She sighs and heads for for the whiskey. “Really, David?”
“What? I’m asking.”
“You’ve been out for five minutes.”
“Excuse me, I’ve been out for eight hours. And it’s a foolproof plan.”
“Says the fool.” She pours two glasses out, holding them firmly when he reaches for one. “This is for non-fool ex-felons only,” she tells him, and takes a sip out of both glasses.
“Do you want to hear it or not? I came to you first.”
“How much was that because I signed you up for that cookie of the month club?”
David doesn’t answer, which is an answer. He sits on her couch and makes a face. “This is hideous, by the way. We’re getting rid of all of this.

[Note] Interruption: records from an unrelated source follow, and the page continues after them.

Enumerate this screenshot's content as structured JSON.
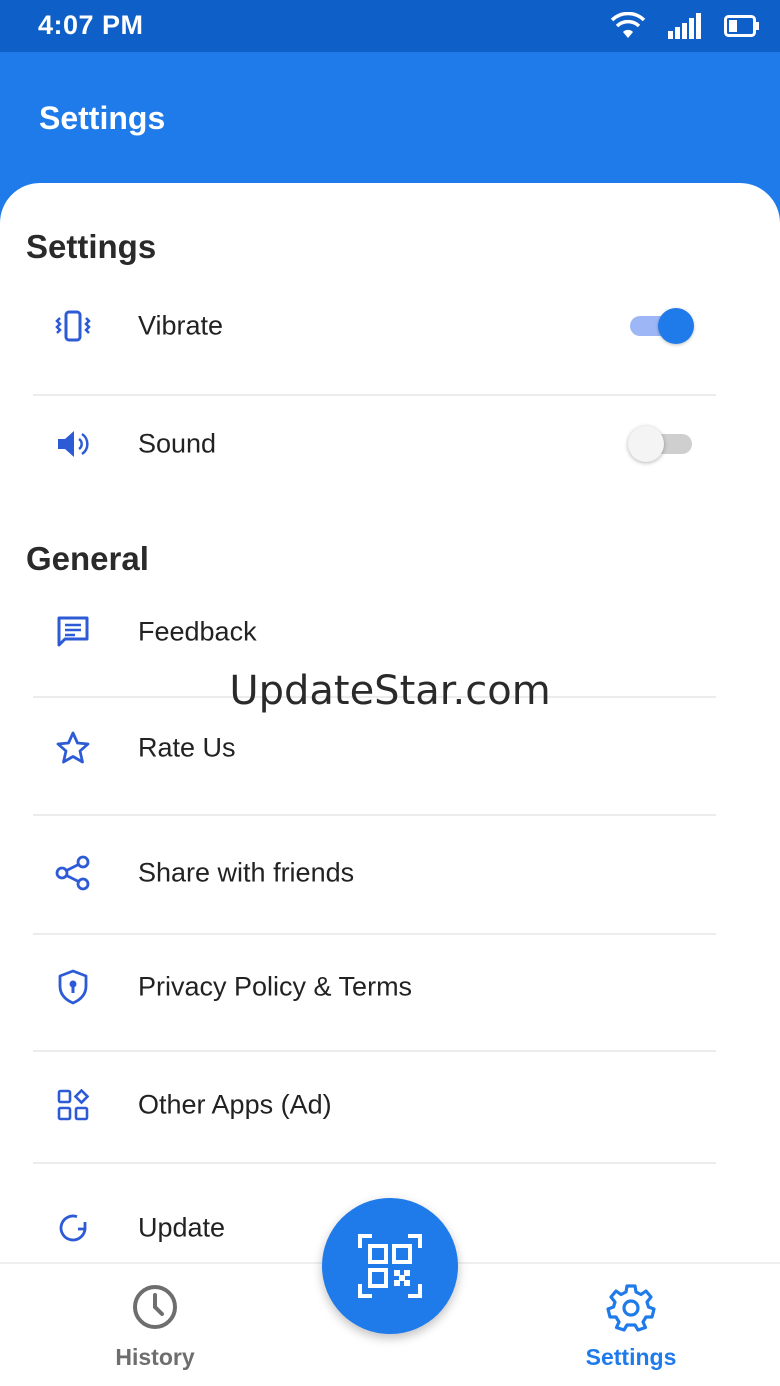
{
  "status_bar": {
    "time": "4:07 PM"
  },
  "app_bar": {
    "title": "Settings"
  },
  "sections": {
    "settings_heading": "Settings",
    "general_heading": "General"
  },
  "settings_items": [
    {
      "label": "Vibrate",
      "icon": "vibrate-icon",
      "enabled": true
    },
    {
      "label": "Sound",
      "icon": "volume-icon",
      "enabled": false
    }
  ],
  "general_items": [
    {
      "label": "Feedback",
      "icon": "feedback-icon"
    },
    {
      "label": "Rate Us",
      "icon": "star-icon"
    },
    {
      "label": "Share with friends",
      "icon": "share-icon"
    },
    {
      "label": "Privacy Policy & Terms",
      "icon": "shield-icon"
    },
    {
      "label": "Other Apps (Ad)",
      "icon": "apps-icon"
    },
    {
      "label": "Update",
      "icon": "refresh-icon"
    }
  ],
  "watermark": "UpdateStar.com",
  "bottom_nav": {
    "history_label": "History",
    "settings_label": "Settings",
    "active": "Settings"
  },
  "colors": {
    "primary": "#1f7aea",
    "status_bar": "#0e5fc7",
    "icon_blue": "#2d5bd6",
    "inactive_gray": "#6e6e6e"
  }
}
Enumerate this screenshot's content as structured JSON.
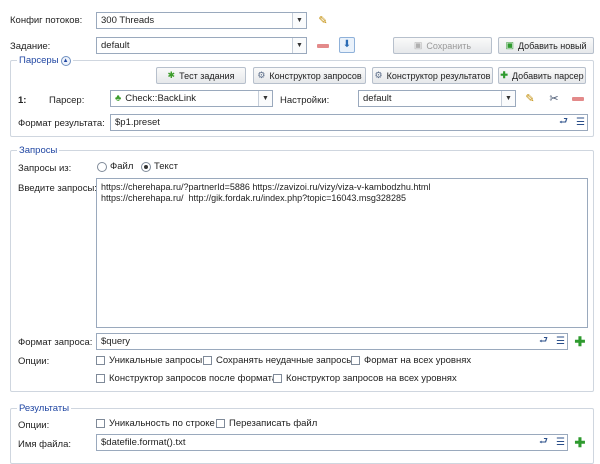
{
  "config": {
    "label": "Конфиг потоков:",
    "value": "300 Threads"
  },
  "task": {
    "label": "Задание:",
    "value": "default",
    "save_label": "Сохранить",
    "add_new_label": "Добавить новый"
  },
  "parsers": {
    "legend": "Парсеры",
    "test_task_label": "Тест задания",
    "query_builder_label": "Конструктор запросов",
    "result_builder_label": "Конструктор результатов",
    "add_parser_label": "Добавить парсер",
    "index": "1:",
    "parser_label": "Парсер:",
    "parser_value": "Check::BackLink",
    "settings_label": "Настройки:",
    "settings_value": "default",
    "result_format_label": "Формат результата:",
    "result_format_value": "$p1.preset"
  },
  "queries": {
    "legend": "Запросы",
    "source_label": "Запросы из:",
    "source_file": "Файл",
    "source_text": "Текст",
    "enter_label": "Введите запросы:",
    "text": "https://cherehapa.ru/?partnerId=5886 https://zavizoi.ru/vizy/viza-v-kambodzhu.html\nhttps://cherehapa.ru/  http://gik.fordak.ru/index.php?topic=16043.msg328285",
    "format_label": "Формат запроса:",
    "format_value": "$query",
    "options_label": "Опции:",
    "opt_unique": "Уникальные запросы",
    "opt_save_failed": "Сохранять неудачные запросы",
    "opt_format_all_levels": "Формат на всех уровнях",
    "opt_builder_after_format": "Конструктор запросов после формата",
    "opt_builder_all_levels": "Конструктор запросов на всех уровнях"
  },
  "results": {
    "legend": "Результаты",
    "options_label": "Опции:",
    "opt_unique_line": "Уникальность по строке",
    "opt_overwrite": "Перезаписать файл",
    "filename_label": "Имя файла:",
    "filename_value": "$datefile.format().txt"
  },
  "colors": {
    "legend": "#2147a3",
    "border": "#9aa9bd",
    "add": "#2e9a2e",
    "remove": "#e05050"
  }
}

Where’s all my stuff?”
“You mean the furniture ‘pieces’ you kept roped off everywhere? I sold them. I needed money. And a place to sit down,” she adds at his outraged expression.
“And I needed my Louis XV accotoirs,” David protests, but he’s wriggling into the Pier One sofa with a resentful huff.
“I left the important stuff up in a room upstairs,” she assures him. “The Gucci and whatever.”
“How are we friends?”
“Because I have endless supplies of booze,” she answers, sitting next to him and handing him a glass, “And you have a plan.”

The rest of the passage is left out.